A: There is not somebody who wants to sell it and hasn’t found a buyer for it and who has not sold it at a good profit.
Q: How did your customers react to construction being stopped for a year? Obviously delivery of their homes have been delayed for example, have they demanded compensation?
A: I am really grateful that all our customers have been exemplary in their behaviour. They completely understood what had happened. They also realised that all that happened was not necessarily right it was wrong what they did to Lavasa so much so that the villagers had also joined in the petition against the government at that time.
Therefore in this context we have had extraordinary support from our customers who have understood and are now accepting their delayed deliveries with considerable grace. Ofcourse there will be some irate people, but that would have been there even if all this hadn’t happened. However, by and large I found that there has been an extraordinary support.

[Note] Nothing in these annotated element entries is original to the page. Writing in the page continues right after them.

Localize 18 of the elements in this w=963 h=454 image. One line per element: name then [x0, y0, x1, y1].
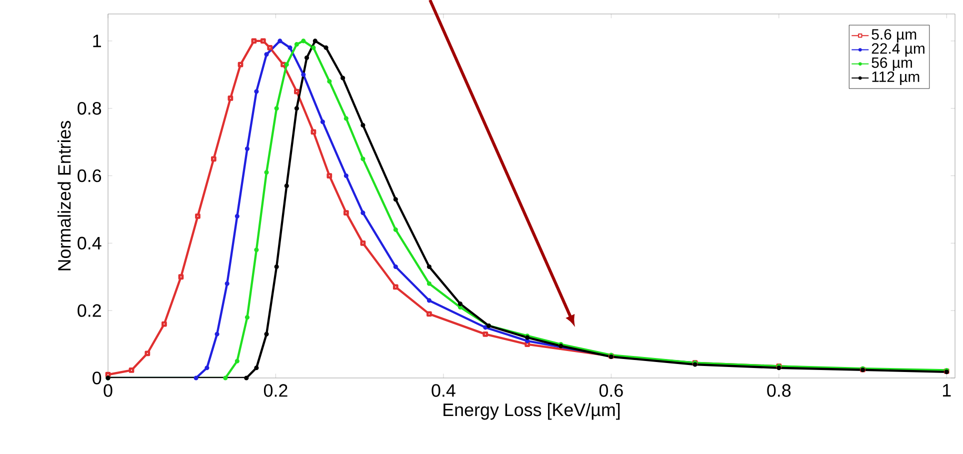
y-tick-label: 0.4 — [78, 236, 102, 250]
x-axis-title: Energy Loss [KeV/µm] — [444, 403, 620, 420]
x-tick-label: 0.2 — [264, 384, 288, 397]
y-tick-label: 0 — [92, 372, 102, 384]
x-tick-label: 0 — [104, 384, 112, 397]
x-tick-label: 0.4 — [432, 384, 456, 397]
y-tick-label: 1 — [93, 34, 101, 48]
y-tick-label: 0.8 — [78, 102, 102, 115]
x-tick-label: 0.8 — [767, 384, 791, 397]
y-axis-title: Normalized Entries — [58, 120, 71, 270]
x-tick-label: 0.6 — [599, 384, 623, 397]
y-tick-label: 0.2 — [78, 304, 101, 317]
legend-label: 22.4 µm — [872, 43, 924, 57]
legend-label: 5.6 µm — [872, 29, 916, 43]
x-tick-label: 1 — [943, 384, 951, 396]
legend-label: 56 µm — [872, 57, 912, 71]
y-tick-label: 0.6 — [78, 169, 102, 182]
legend-label: 112 µm — [872, 71, 920, 85]
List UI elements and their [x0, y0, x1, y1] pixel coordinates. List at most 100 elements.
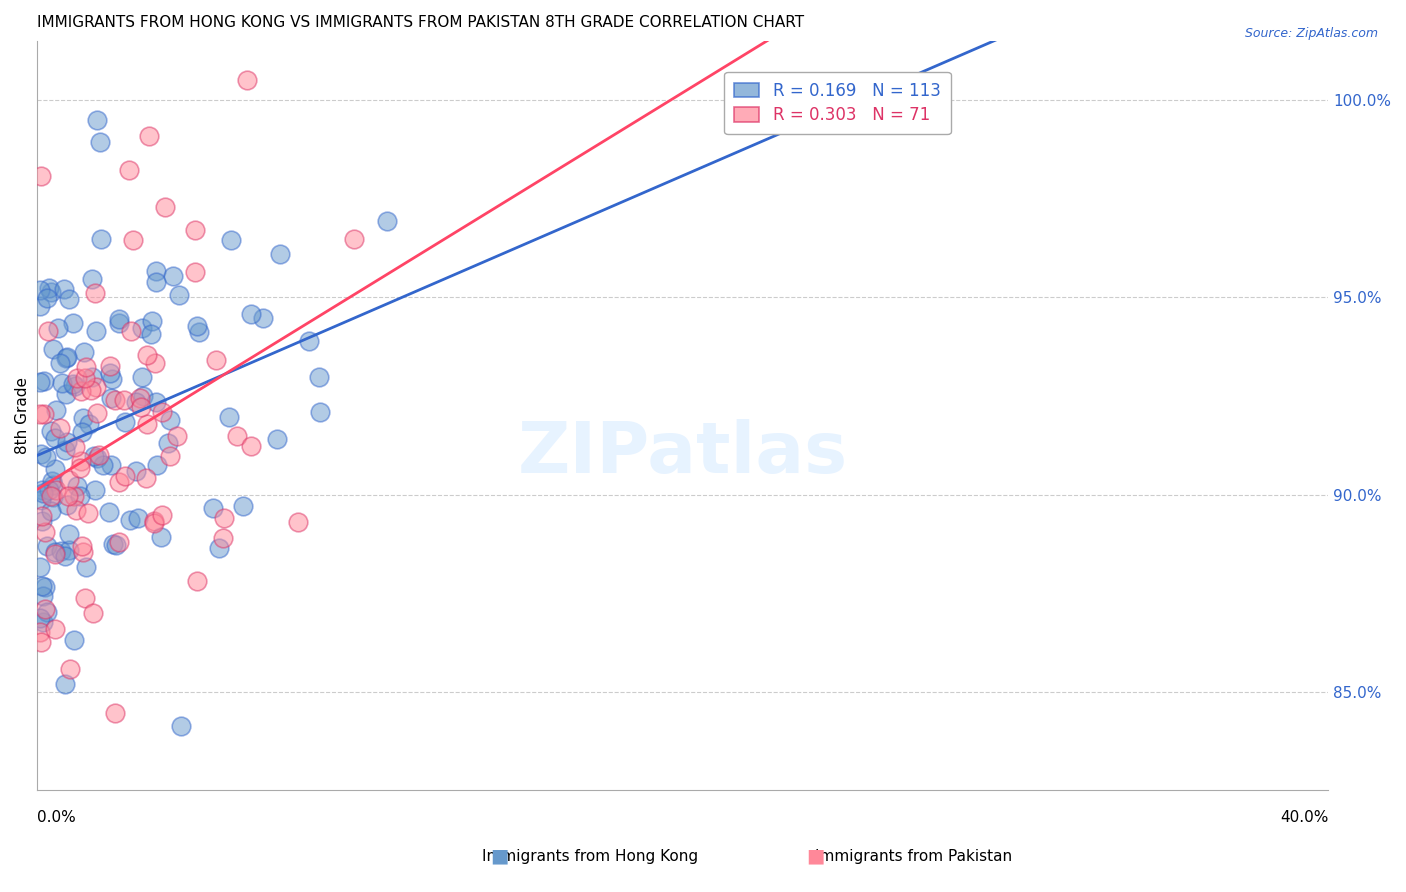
Point	[108, 534, 131, 549]
Point	[30, 634, 52, 648]
Point	[266, 432, 288, 446]
Point	[34, 525, 56, 540]
Point	[34, 374, 56, 388]
Text: ■: ■	[489, 847, 509, 866]
Text: 0.0%: 0.0%	[37, 810, 76, 825]
Text: ■: ■	[806, 847, 825, 866]
Point	[135, 348, 157, 362]
Point	[186, 574, 208, 588]
Point	[39, 489, 62, 503]
Point	[30, 169, 52, 183]
Text: 40.0%: 40.0%	[1279, 810, 1329, 825]
Point	[80, 370, 103, 384]
Point	[58, 292, 80, 306]
Point	[298, 334, 321, 349]
Point	[53, 549, 76, 563]
Point	[84, 483, 107, 497]
Point	[86, 451, 108, 466]
Point	[212, 510, 235, 524]
Point	[142, 514, 165, 528]
Point	[53, 676, 76, 690]
Point	[56, 350, 79, 364]
Point	[56, 489, 79, 503]
Point	[138, 129, 160, 144]
Point	[37, 605, 59, 619]
Point	[107, 475, 129, 490]
Point	[73, 591, 96, 606]
Point	[30, 284, 52, 298]
Point	[35, 291, 58, 305]
Point	[42, 342, 65, 356]
Point	[45, 483, 67, 497]
Point	[104, 538, 127, 552]
Point	[53, 442, 76, 457]
Point	[45, 402, 67, 417]
Point	[70, 539, 93, 553]
Point	[80, 383, 103, 397]
Point	[31, 514, 53, 528]
Point	[184, 265, 207, 279]
Point	[44, 431, 66, 445]
Point	[208, 541, 231, 556]
Point	[159, 450, 181, 464]
Point	[30, 447, 52, 461]
Point	[104, 393, 127, 408]
Point	[63, 440, 86, 454]
Point	[62, 316, 84, 330]
Point	[145, 395, 167, 409]
Point	[69, 384, 91, 398]
Point	[236, 73, 259, 87]
Point	[159, 412, 181, 426]
Point	[121, 325, 143, 339]
Point	[70, 454, 93, 468]
Point	[55, 387, 77, 401]
Point	[72, 410, 94, 425]
Point	[89, 449, 111, 463]
Point	[32, 407, 55, 421]
Point	[132, 389, 155, 403]
Point	[56, 435, 79, 450]
Point	[125, 394, 148, 409]
Point	[41, 475, 63, 489]
Point	[30, 492, 52, 507]
Point	[135, 417, 157, 431]
Point	[287, 515, 309, 529]
Point	[135, 470, 157, 484]
Point	[219, 233, 242, 247]
Point	[89, 135, 111, 149]
Point	[186, 318, 208, 333]
Point	[114, 469, 136, 483]
Y-axis label: 8th Grade: 8th Grade	[15, 377, 30, 454]
Point	[131, 370, 153, 384]
Point	[86, 405, 108, 419]
Point	[31, 509, 53, 524]
Point	[240, 307, 263, 321]
Point	[52, 282, 75, 296]
Point	[70, 425, 93, 439]
Point	[83, 285, 105, 300]
Text: Immigrants from Hong Kong: Immigrants from Hong Kong	[482, 849, 699, 863]
Text: Immigrants from Pakistan: Immigrants from Pakistan	[815, 849, 1012, 863]
Point	[225, 429, 247, 443]
Point	[75, 371, 97, 385]
Point	[32, 589, 55, 603]
Point	[69, 489, 91, 503]
Point	[114, 415, 136, 429]
Point	[100, 392, 122, 406]
Text: Source: ZipAtlas.com: Source: ZipAtlas.com	[1244, 27, 1378, 40]
Point	[139, 326, 162, 341]
Point	[169, 287, 191, 301]
Point	[83, 449, 105, 463]
Point	[100, 366, 122, 380]
Point	[37, 324, 59, 338]
Point	[142, 516, 165, 530]
Point	[34, 580, 56, 594]
Point	[118, 162, 141, 177]
Point	[98, 505, 121, 519]
Point	[343, 232, 366, 246]
Point	[156, 436, 179, 450]
Point	[104, 706, 127, 720]
Point	[39, 424, 62, 438]
Point	[55, 351, 77, 365]
Point	[212, 531, 235, 545]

The minor suffering that has actually happened is that those who were setting up the theme parks, who had invested a lot of money in equipment, etc they have suffered big losses and are now having some problems getting back on their feet.
However, other than that we have had some excellent support and we hope to capitalise on that as soon as the monsoon season is over to build rapidly and handover to these people their villas and their apartments very quickly and go on to build the new ones which will be sold during the year.
Q: Is the Lavasa initial public offering (IPO) back on the table?
A: Everything is back on the table but you must understand we have lost three years, so we have to now make up for it. Just add three years to that and we will be there on the doorsteps of the stock markets soon.